The (Client_Code.cpp) file: For testing the program.

#include "Prim_and_Kruskal_Algorithms.h"
#include <iostream>

using std::cout;
using std::endl;

int main()
{
    cout << "\nWelcome to the Prim and Kruskal Algorithms Comparison!" << endl;
    cout << "\nPlease wait until the completion of the algorithms." << endl;

    PKA myPKA;                //Creating an object of the class.
    myPKA.runAlgorithms();    //Running the Algorithm.

    cout << "\n\nThe program terminated successfully!" << endl;

    return 0;
}

Answer 1

Look at this line:

myGraph.nodes_List[currentNode]->adj.at(minIndex)->end_Node->visited = 1;

As an experienced C++ programmer, I find that line terrifying.

The immediate cause of trouble is that adj doesn't have as many members as you think it does; you're asking for (in my test run) the 5th element of a list of size zero. That sends you off the map, where you then start manipulating memory.

More generally, you are not checking bounds.

More generally still, you should allow these classes to manage their own members. Use accessors and mutators (getX() and setX(...)) so that member access happens all in one place and you can put the bounds checking there. Reaching down myGraph's throat like that is very unsafe.

You'll notice that I haven't said where/when/how the program diverges from intention so that the list doesn't have as many elements as it should. That's because it's too much trouble for me to track it down.
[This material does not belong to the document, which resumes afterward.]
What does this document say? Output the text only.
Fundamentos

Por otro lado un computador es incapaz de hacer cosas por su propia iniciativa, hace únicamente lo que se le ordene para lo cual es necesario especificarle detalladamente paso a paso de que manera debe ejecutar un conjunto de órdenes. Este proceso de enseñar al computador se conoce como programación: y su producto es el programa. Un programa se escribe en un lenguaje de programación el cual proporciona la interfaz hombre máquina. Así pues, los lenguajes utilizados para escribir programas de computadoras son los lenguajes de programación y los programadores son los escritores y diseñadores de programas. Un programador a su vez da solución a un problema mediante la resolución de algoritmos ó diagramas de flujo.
If you organize the classes as I suggest, the code will be a lot cleaner, you can check your assumptions in various places, and the bug should become obvious.

EDIT:
To create a random connected graph, try this:

  Graph myGraph(numNodes);              //Create a new Graph.

  // This ensures that the kth node is connected to the [1...(k-1)] subgraph.
  for(int k=2 ; k<=numNodes ; ++k)
    {
      randWeight =  rand() % eRandWeight;
      myGraph.insertEdge(k, rand()%(k-1)+1, randWeight);
    }

  // This adds as many extra links as you want.
  for(int i = 0; i < numExtraEdges; ++i)
    {
      randWeight =  rand() % eRandWeight;
      randStartNode = rand()%(numNodes-1)+1;
      randEndNode = rand()%(numNodes-1)+1;
      myGraph.insertEdge(randStartNode, randEndNode, randWeight);
    }

Answer 2

You have too much code for a casual examination to be sure of anything. But the .at() method will throw the out-of-range exception that you mentioned and that crashing line occurs right after you've updated minIndex so I would suggest reviewing the code that determines that value. Are you using a debugger? What is the value of minIndex at the point of the exception and what is the allowable range?

Also, when you have a monster line of compounded statements like that, it can help in debugging problems like this and give you clearer, simpler looking code if you break it up. Rather than repeating big chunks of code over and over, you can have something like this:

Node * node = myGraph.nodes_List[currentNode];
assert(node);
Edge * minAdjEdge = node->adj.at(minIndex);
assert(minAdjEdge);

Then use minAdjEdge to refer to that edge instead of that repeated compound statement.

It also seems odd to me that your first use of minIndex in the big loop is still using the value determined from the node in the previous iteration, but it's applying it to the new current node. Then you reset it to zero after possibly using the stale value. But that isn't near the line that you say is causing the crash, so that may not be your problem. Like I said, you have a lot of code pasted here so it's hard to follow the entire thing.

Answer 3

It is too much code, but what I can observe at the first glance is that for some reason you are mixing 0-based and 1-based iteration.

Is this intentional? Couldn't that be the cause of your problem?